Columbia Faces the Nuclear Option

June 12, 2025

HEADLINES

Columbia Faces the Nuclear Option (Washington Jewish Week, June 10, 2025) In President Donald Trump’s intensifying war against higher education, Columbia University has become the first to face the nuclear option. The U.S. Department of Education has urged the Middle States Commission on Higher Education to revoke Columbia’s accreditation. Accreditation is what allows students to access Pell Grants and federal student loans. Without it, an institution like Columbia — where nearly a quarter of first-year students receive Pell Grants — becomes functionally inaccessible to the majority of Americans.

In Fight with Columbia, Trump Seeks ‘Death Sentence’ (The Hill, June 8, 2025) While other schools have faced devastating funding cuts and new investigations from multiple federal agencies under Trump, the Education Department is now calling for Columbia University to lose its accreditation, endangering its access to the entire federal student loan system. The accreditor determines if a school is allowed to have access to student aid, including federal loans and Pell Grants. 

Inside UNC’s Effort to Launch a New Accreditor (Inside Higher Ed, June 6, 2025) Last month, Peter Hans, president of the University of North Carolina system, casually dropped a bombshell announcement that the system and others were in talks to launch a new accreditor. “We’ve been having a number of discussions with several other major public university systems, where we’re exploring the idea of creating an accreditor that would offer sound oversight,” Hans said at a UNC system Board of Governors meeting last month.

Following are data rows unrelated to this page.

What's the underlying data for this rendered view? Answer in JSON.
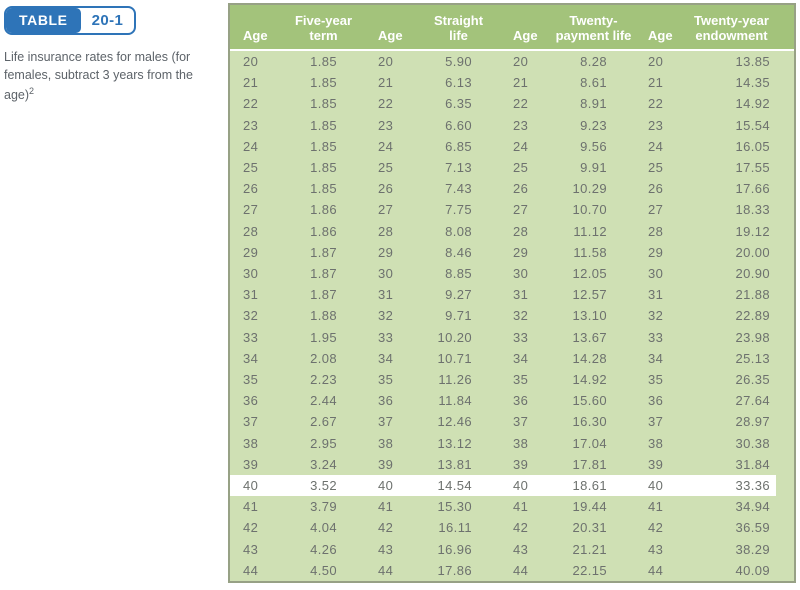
{
  "badge": {
    "label": "TABLE",
    "number": "20-1"
  },
  "caption": {
    "text": "Life insurance rates for males (for females, subtract 3 years from the age)",
    "footnote": "2"
  },
  "table": {
    "headers": [
      "Age",
      "Five-year\nterm",
      "Age",
      "Straight\nlife",
      "Age",
      "Twenty-\npayment life",
      "Age",
      "Twenty-year\nendowment"
    ],
    "highlighted_age": "40",
    "rows": [
      [
        "20",
        "1.85",
        "20",
        "5.90",
        "20",
        "8.28",
        "20",
        "13.85"
      ],
      [
        "21",
        "1.85",
        "21",
        "6.13",
        "21",
        "8.61",
        "21",
        "14.35"
      ],
      [
        "22",
        "1.85",
        "22",
        "6.35",
        "22",
        "8.91",
        "22",
        "14.92"
      ],
      [
        "23",
        "1.85",
        "23",
        "6.60",
        "23",
        "9.23",
        "23",
        "15.54"
      ],
      [
        "24",
        "1.85",
        "24",
        "6.85",
        "24",
        "9.56",
        "24",
        "16.05"
      ],
      [
        "25",
        "1.85",
        "25",
        "7.13",
        "25",
        "9.91",
        "25",
        "17.55"
      ],
      [
        "26",
        "1.85",
        "26",
        "7.43",
        "26",
        "10.29",
        "26",
        "17.66"
      ],
      [
        "27",
        "1.86",
        "27",
        "7.75",
        "27",
        "10.70",
        "27",
        "18.33"
      ],
      [
        "28",
        "1.86",
        "28",
        "8.08",
        "28",
        "11.12",
        "28",
        "19.12"
      ],
      [
        "29",
        "1.87",
        "29",
        "8.46",
        "29",
        "11.58",
        "29",
        "20.00"
      ],
      [
        "30",
        "1.87",
        "30",
        "8.85",
        "30",
        "12.05",
        "30",
        "20.90"
      ],
      [
        "31",
        "1.87",
        "31",
        "9.27",
        "31",
        "12.57",
        "31",
        "21.88"
      ],
      [
        "32",
        "1.88",
        "32",
        "9.71",
        "32",
        "13.10",
        "32",
        "22.89"
      ],
      [
        "33",
        "1.95",
        "33",
        "10.20",
        "33",
        "13.67",
        "33",
        "23.98"
      ],
      [
        "34",
        "2.08",
        "34",
        "10.71",
        "34",
        "14.28",
        "34",
        "25.13"
      ],
      [
        "35",
        "2.23",
        "35",
        "11.26",
        "35",
        "14.92",
        "35",
        "26.35"
      ],
      [
        "36",
        "2.44",
        "36",
        "11.84",
        "36",
        "15.60",
        "36",
        "27.64"
      ],
      [
        "37",
        "2.67",
        "37",
        "12.46",
        "37",
        "16.30",
        "37",
        "28.97"
      ],
      [
        "38",
        "2.95",
        "38",
        "13.12",
        "38",
        "17.04",
        "38",
        "30.38"
      ],
      [
        "39",
        "3.24",
        "39",
        "13.81",
        "39",
        "17.81",
        "39",
        "31.84"
      ],
      [
        "40",
        "3.52",
        "40",
        "14.54",
        "40",
        "18.61",
        "40",
        "33.36"
      ],
      [
        "41",
        "3.79",
        "41",
        "15.30",
        "41",
        "19.44",
        "41",
        "34.94"
      ],
      [
        "42",
        "4.04",
        "42",
        "16.11",
        "42",
        "20.31",
        "42",
        "36.59"
      ],
      [
        "43",
        "4.26",
        "43",
        "16.96",
        "43",
        "21.21",
        "43",
        "38.29"
      ],
      [
        "44",
        "4.50",
        "44",
        "17.86",
        "44",
        "22.15",
        "44",
        "40.09"
      ]
    ]
  },
  "colors": {
    "accent_blue": "#2e74b8",
    "header_green": "#a3c37b",
    "body_green": "#cfe0b4",
    "border_green": "#97a185",
    "text_gray": "#6d716e",
    "highlight_row": "#ffffff"
  }
}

Higher Education Accreditation Under Scrutiny (National Law Review, June 5, 2025) The Administration’s Executive Order titled “Reforming Accreditation to Strengthen Higher Education,” along with an accompanying fact sheet. It set a goal to streamline the process by which Institutions change accreditors and provides that an institution should be permitted to change accreditors without interruption to Title IV funding, so long as the institution’s accreditation has not lapsed. The ability to change accreditors may allow institutions to do so when they perceive their accreditor to be “at risk” for enforcement action. Institutions of higher education should closely follow the Department of Education’s approach with respect to the three accreditors identified in the Executive Order, as well as other higher education accreditors.